野球と違ったうれしさ「指名の時はびっくり、合格の時はホッと」
とはいえ、真剣に勉強するのは一般受験で新潟明訓高へ進んだ時以来。学習法の肝は繰り返しだった。「1回目はサラっと触れて、それを何回も何回もというのが自分のパターンでした」と振り返る。さらに「これは野球にも生きていたと思います」。プロ入りからシーズンを経るごとに、納得できる投球は増えていった。勉強と同じく“繰り返し”の中で自分の長所や弱点に気づき、克服していった。引退を決めたシーズン、2軍で好成績を残せた理由もこれだ。 「現役中より、その後です。きつかったのは」 引退した時に、2年後の2023年に行われる試験で必ず合格しようと決めた。合格率が7パーセントほどという超難関資格で、短答と論文を合わせ6科目(現在は9科目)もある。勉強時間を確保するため、この期間はアルバイトもせず勉強に専念しようと決めた。午前、午後、夜と3時間ずつ、計9時間が基本的なスケジュール。お風呂に入るときもテキストの音声を流していた。 「今思い返すと、2年間で7000時間くらい勉強したことになります。合格談を見ていると、2500~3000時間が多いんですよね。よくやったと思います」。専修大では商学部で、簿記の授業もあった。「あの時もっとやっておけばと思いましたよ」と苦笑いだ。 試験は5月末。11月の合格発表は、東京の財務局に貼り出され行われる。ただ池田さんは地元の新潟で勉強を続けていたため、見に行くことはできなかった。
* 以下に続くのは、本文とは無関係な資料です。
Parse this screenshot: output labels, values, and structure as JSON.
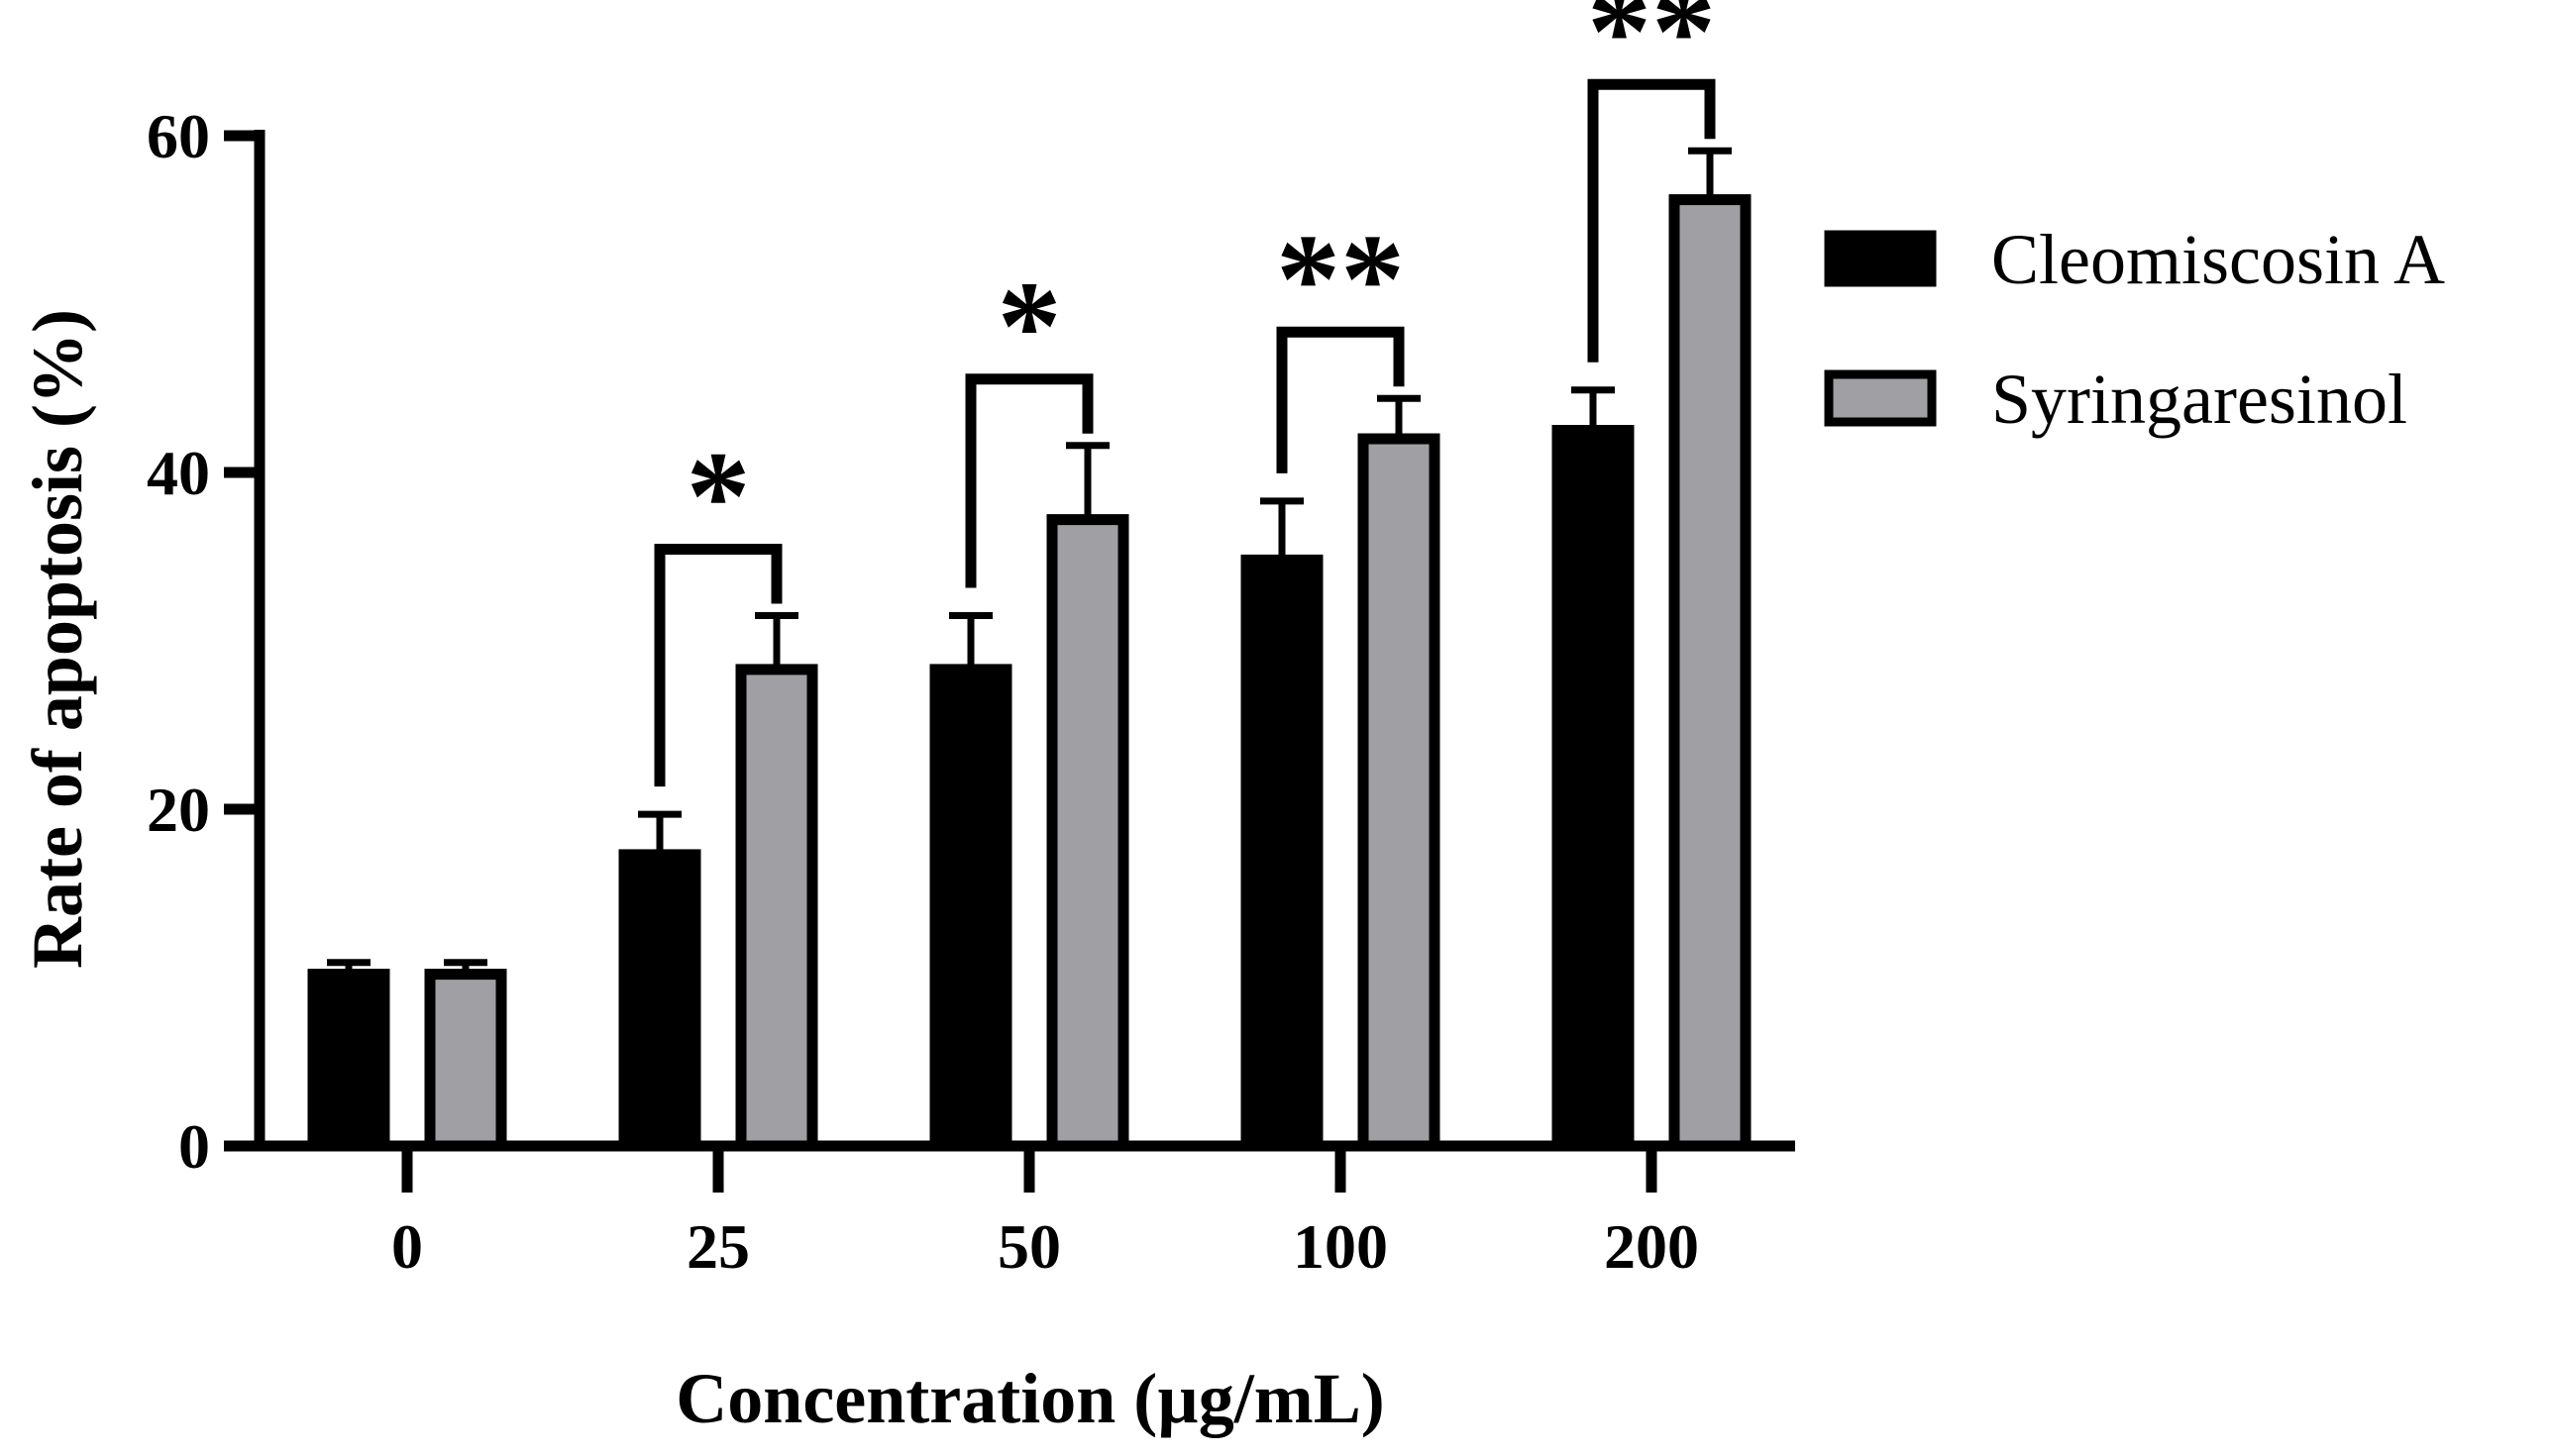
{
  "chart_data": {
    "type": "bar",
    "title": "",
    "xlabel": "Concentration (µg/mL)",
    "ylabel": "Rate of apoptosis (%)",
    "categories": [
      "0",
      "25",
      "50",
      "100",
      "200"
    ],
    "ylim": [
      0,
      60
    ],
    "yticks": [
      "0",
      "20",
      "40",
      "60"
    ],
    "grid": false,
    "legend_position": "right",
    "series": [
      {
        "name": "Cleomiscosin A",
        "color": "#000000",
        "values": [
          10.2,
          17.3,
          28.3,
          34.8,
          42.5
        ],
        "errors": [
          0.7,
          2.4,
          3.2,
          3.5,
          2.4
        ]
      },
      {
        "name": "Syringaresinol",
        "color": "#a0a0a4",
        "values": [
          10.2,
          28.3,
          37.2,
          42.0,
          56.2
        ],
        "errors": [
          0.7,
          3.2,
          4.4,
          2.4,
          2.9
        ]
      }
    ],
    "significance": [
      "",
      "*",
      "*",
      "**",
      "**"
    ]
  }
}
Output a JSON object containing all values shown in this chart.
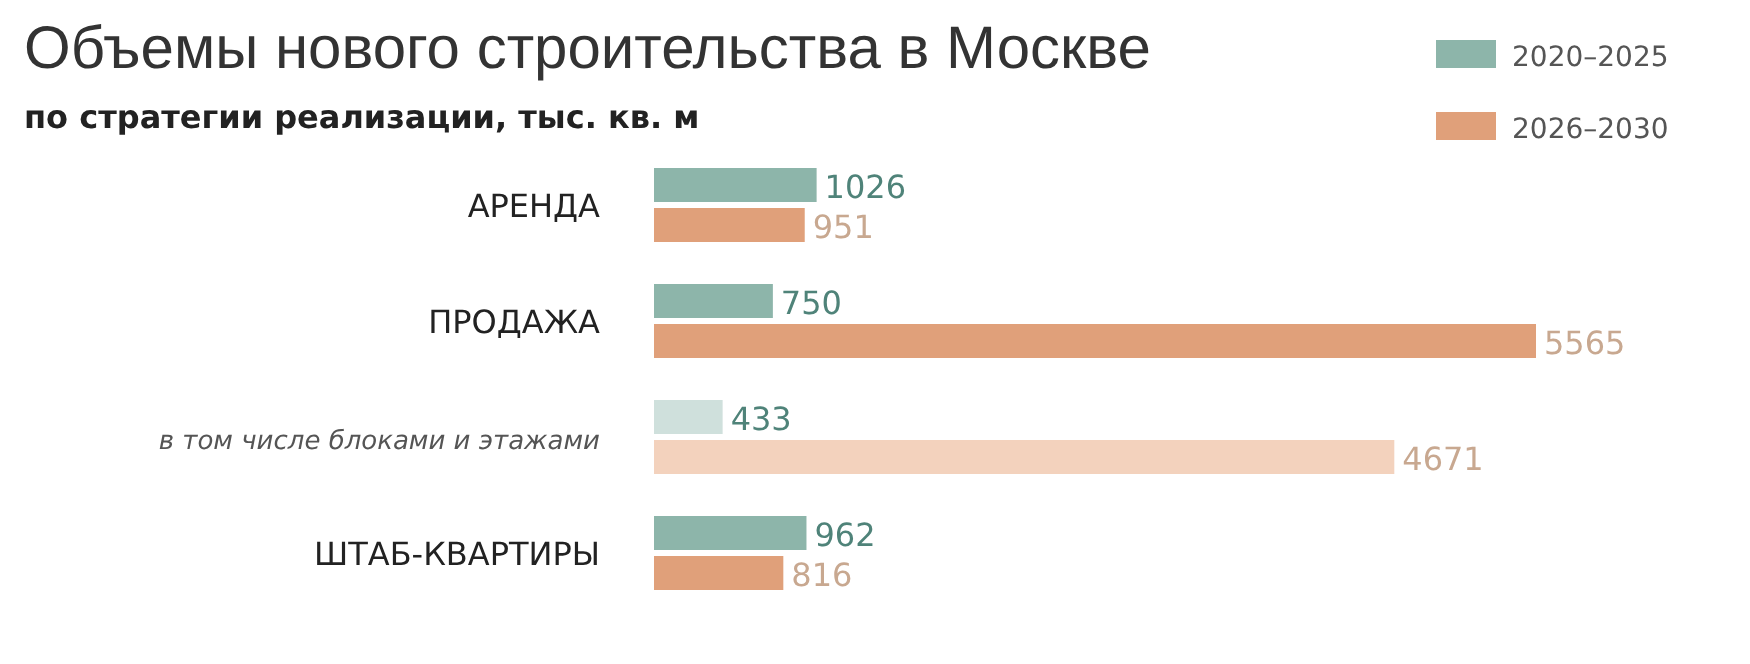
{
  "chart_data": {
    "type": "bar",
    "orientation": "horizontal",
    "title": "Объемы нового строительства в Москве",
    "subtitle": "по стратегии реализации, тыс. кв. м",
    "categories": [
      "АРЕНДА",
      "ПРОДАЖА",
      "в том числе блоками и этажами",
      "ШТАБ-КВАРТИРЫ"
    ],
    "series": [
      {
        "name": "2020–2025",
        "color": "#8db5aa",
        "colors": [
          "#8db5aa",
          "#8db5aa",
          "#cfe0dc",
          "#8db5aa"
        ],
        "values": [
          1026,
          750,
          433,
          962
        ]
      },
      {
        "name": "2026–2030",
        "color": "#e0a07a",
        "colors": [
          "#e0a07a",
          "#e0a07a",
          "#f3d2bd",
          "#e0a07a"
        ],
        "values": [
          951,
          5565,
          4671,
          816
        ]
      }
    ],
    "data_labels": true,
    "legend": "top right"
  }
}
インターネットを通じて確認した瞬間「ドラフトの時と同じような感情の揺れ動きはありました。ただ中身は違いましたね。プロの指名の時はびっくり、合格の時はホッとしました」。人生をかけた選択が、報われた瞬間だった。 「プロは夢がある世界です。でも毎年戦力外通告を受ける選手は出る。選ばれた人の世界である反面、毎年クビになる人もいる。どこかでそう覚悟していたのは、社会人野球までやったからかもしれません。オールド・ルーキーでしたから」 現在、受験生時代に学んだCPA会計学院で講師を務める。これは教師になりたいと思いながら、教職課程を履修できなかった大学時代の夢の延長線上にあるという。今後、会計士登録を行うには、会計事務所などで実務経験を積むことが必要だ。「プロ野球選手のお金やキャリアのサポートができたら。誰でもできることではないので」という夢に向かって、池田さんの挑戦はまだ続いている。